Bono himself, speaking to The Vancouver Sun after the concert in Reseda said “The reaction to our concerts here has been amazing, the audiences seem very open to new bands and new music. I really think that 1981 is going to be a huge year of change in the musical world.”
Hot Press sent in Charlie McNally to review the show, and meet with the band in advance. “The Country Club was warm but not too hot; the day had been in the low 70’s – a nice climate, pleasant on the mind ‘n’ senses. The boys had a swim in the Marquis pool and a dip in the jacuzzi – a great way to start the day, but there was a gig to get together, so John Kennedy, Tim Nicholson, Joe O’Herlihy and Paul arrived at the venue at 2pm as arranged, only to find the place closed and gig people unavailable.” The review lists a capacity of 1000 people, and say U2 took the place by storm, mention Edge’s inspired guitar, and Bono’s prancing around stage with confidence.

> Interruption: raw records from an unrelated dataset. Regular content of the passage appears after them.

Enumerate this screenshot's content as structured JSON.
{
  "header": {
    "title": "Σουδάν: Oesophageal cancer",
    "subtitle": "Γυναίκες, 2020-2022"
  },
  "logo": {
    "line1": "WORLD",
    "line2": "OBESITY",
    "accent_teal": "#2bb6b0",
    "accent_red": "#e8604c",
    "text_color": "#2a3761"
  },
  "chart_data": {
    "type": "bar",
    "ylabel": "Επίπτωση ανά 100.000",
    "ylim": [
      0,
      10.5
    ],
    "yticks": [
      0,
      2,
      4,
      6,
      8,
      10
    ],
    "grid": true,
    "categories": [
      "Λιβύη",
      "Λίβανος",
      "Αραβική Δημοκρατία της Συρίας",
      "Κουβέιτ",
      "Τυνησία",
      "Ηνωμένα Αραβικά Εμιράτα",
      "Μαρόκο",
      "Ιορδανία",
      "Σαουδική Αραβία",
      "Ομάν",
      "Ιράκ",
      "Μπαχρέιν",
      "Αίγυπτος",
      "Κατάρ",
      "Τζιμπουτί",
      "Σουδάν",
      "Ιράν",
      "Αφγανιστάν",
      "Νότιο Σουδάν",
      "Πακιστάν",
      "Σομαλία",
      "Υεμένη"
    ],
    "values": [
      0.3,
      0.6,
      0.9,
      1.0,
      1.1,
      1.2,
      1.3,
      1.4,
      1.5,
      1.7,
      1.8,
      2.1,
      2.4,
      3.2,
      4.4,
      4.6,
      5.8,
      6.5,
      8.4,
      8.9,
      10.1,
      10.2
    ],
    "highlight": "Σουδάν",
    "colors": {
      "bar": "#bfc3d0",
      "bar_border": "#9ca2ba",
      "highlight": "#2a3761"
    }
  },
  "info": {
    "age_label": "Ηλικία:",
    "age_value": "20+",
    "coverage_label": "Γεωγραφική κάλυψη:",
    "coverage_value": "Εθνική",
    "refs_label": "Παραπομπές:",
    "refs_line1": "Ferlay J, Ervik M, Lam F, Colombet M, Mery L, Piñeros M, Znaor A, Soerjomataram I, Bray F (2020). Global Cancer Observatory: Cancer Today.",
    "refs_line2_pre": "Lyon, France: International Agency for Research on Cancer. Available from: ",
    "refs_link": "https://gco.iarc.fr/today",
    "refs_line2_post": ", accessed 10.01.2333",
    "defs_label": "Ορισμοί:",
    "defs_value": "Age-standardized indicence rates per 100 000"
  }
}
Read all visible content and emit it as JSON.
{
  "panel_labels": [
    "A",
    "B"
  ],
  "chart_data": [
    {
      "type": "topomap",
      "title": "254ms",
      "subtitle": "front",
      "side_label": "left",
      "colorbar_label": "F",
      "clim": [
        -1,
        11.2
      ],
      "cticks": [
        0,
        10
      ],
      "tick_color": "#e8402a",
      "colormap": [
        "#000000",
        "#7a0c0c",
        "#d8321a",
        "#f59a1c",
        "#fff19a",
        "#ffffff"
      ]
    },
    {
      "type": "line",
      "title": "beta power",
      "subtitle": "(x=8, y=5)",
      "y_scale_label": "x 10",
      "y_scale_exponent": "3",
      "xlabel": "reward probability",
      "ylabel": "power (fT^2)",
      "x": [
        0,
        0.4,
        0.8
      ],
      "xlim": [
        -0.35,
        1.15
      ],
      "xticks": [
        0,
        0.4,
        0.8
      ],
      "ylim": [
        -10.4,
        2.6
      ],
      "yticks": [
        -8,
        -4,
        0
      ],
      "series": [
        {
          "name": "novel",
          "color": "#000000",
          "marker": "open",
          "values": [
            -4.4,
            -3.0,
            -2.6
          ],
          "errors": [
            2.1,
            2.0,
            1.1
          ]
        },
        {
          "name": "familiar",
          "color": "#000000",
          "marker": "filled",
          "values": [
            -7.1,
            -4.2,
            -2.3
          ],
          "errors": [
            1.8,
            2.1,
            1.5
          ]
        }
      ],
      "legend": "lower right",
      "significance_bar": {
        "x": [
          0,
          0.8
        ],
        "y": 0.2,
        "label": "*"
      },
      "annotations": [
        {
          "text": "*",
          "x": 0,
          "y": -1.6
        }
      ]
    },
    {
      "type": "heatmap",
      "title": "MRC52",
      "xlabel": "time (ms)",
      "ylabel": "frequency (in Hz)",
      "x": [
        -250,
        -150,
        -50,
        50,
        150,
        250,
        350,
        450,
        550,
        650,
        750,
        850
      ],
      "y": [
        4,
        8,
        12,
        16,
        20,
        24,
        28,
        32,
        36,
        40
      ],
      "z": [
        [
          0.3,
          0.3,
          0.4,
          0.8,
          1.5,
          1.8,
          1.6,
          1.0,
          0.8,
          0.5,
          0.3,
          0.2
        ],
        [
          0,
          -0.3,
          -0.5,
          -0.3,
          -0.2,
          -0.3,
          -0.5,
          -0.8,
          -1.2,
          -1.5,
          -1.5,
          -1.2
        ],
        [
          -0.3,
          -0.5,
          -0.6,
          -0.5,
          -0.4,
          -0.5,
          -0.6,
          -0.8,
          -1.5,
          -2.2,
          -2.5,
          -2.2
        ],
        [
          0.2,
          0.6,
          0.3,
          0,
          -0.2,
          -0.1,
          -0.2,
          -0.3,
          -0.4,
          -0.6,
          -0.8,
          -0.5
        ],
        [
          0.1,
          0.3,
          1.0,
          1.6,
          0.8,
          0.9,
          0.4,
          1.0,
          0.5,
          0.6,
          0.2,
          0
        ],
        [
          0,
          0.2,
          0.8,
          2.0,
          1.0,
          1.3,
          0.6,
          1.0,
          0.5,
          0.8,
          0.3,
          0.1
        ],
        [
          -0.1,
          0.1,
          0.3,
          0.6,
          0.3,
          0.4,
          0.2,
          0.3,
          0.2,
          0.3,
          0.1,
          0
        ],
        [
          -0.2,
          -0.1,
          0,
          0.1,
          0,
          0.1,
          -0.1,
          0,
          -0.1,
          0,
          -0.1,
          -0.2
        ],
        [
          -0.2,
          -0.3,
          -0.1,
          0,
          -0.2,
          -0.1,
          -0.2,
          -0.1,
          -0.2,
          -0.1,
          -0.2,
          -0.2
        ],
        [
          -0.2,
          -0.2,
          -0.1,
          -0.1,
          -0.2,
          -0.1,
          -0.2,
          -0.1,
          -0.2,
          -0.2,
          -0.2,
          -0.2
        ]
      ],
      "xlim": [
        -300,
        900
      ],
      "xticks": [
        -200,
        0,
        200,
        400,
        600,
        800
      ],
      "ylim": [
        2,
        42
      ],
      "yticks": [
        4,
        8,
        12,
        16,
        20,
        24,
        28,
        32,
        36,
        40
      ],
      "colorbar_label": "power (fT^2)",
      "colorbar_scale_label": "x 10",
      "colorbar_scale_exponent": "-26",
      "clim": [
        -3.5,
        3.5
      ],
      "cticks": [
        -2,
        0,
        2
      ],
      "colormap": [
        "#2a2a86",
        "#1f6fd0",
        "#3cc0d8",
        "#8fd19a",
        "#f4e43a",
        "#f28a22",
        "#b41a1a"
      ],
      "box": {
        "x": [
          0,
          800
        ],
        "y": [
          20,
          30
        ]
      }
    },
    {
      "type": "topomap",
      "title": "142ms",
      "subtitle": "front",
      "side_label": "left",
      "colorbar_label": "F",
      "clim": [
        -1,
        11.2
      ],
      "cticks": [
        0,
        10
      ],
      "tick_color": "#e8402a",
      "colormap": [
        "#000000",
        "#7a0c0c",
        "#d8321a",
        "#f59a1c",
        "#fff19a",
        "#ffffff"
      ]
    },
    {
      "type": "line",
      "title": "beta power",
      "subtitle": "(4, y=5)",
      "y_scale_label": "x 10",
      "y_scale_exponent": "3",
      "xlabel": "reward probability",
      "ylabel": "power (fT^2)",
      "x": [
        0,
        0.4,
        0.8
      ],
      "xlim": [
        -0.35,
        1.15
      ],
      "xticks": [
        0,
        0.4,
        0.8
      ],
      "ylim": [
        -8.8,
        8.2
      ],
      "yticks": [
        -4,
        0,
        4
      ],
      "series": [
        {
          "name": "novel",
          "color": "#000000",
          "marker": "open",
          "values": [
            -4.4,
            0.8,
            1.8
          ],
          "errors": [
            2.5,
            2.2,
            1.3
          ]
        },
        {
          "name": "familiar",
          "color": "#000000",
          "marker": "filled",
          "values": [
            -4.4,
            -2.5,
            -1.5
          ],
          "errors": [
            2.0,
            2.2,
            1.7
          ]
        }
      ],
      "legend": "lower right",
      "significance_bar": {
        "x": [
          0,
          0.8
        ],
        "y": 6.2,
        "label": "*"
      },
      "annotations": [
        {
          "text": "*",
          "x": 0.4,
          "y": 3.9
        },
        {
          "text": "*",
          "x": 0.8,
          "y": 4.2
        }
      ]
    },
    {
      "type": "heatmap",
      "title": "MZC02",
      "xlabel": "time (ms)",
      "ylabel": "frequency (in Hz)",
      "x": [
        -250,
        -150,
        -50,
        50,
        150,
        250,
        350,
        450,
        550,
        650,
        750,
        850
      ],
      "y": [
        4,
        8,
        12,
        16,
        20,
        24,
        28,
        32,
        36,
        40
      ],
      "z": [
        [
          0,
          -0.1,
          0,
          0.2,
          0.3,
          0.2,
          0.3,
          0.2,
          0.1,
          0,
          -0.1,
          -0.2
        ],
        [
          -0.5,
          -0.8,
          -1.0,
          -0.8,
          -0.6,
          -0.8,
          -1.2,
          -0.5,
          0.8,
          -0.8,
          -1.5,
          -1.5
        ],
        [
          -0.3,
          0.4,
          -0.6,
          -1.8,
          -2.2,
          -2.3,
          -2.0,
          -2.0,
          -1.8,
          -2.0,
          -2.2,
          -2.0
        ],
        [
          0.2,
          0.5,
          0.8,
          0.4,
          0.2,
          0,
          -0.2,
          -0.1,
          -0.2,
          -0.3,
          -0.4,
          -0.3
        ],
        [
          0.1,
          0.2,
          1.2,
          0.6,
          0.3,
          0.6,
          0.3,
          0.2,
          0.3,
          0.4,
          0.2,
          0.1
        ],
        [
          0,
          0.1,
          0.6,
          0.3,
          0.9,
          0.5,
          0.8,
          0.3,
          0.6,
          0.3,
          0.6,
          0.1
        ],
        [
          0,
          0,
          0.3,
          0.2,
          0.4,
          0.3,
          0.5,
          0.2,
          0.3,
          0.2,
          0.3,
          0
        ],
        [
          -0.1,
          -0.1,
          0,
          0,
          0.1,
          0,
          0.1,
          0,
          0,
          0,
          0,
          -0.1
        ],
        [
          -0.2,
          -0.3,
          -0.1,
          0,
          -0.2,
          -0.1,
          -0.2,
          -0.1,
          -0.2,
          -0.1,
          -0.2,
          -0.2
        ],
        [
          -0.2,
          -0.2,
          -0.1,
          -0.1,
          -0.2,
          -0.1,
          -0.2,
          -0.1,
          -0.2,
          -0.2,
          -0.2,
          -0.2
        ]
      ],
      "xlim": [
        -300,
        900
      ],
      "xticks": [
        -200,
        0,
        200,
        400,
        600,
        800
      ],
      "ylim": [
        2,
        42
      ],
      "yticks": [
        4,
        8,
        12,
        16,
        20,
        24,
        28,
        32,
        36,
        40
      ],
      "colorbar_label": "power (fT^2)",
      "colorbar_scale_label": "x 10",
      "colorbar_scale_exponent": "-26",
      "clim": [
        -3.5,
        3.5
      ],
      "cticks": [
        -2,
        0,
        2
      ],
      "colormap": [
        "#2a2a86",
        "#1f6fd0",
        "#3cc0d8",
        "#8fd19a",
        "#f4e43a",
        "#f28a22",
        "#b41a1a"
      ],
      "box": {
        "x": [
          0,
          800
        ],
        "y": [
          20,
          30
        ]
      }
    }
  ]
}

Bono and the band put in an appearance at the after show, and then headed to the Sunset Marquis.
A note on the poster displayed above, this is an original scan of an item sold at auction a number of years ago, but the poster has been duplicated and reprinted over the years. Wolf and Rissmiller who promoted many of U2’s early western shows would produce professional looking posters for the shows like the one pictured above.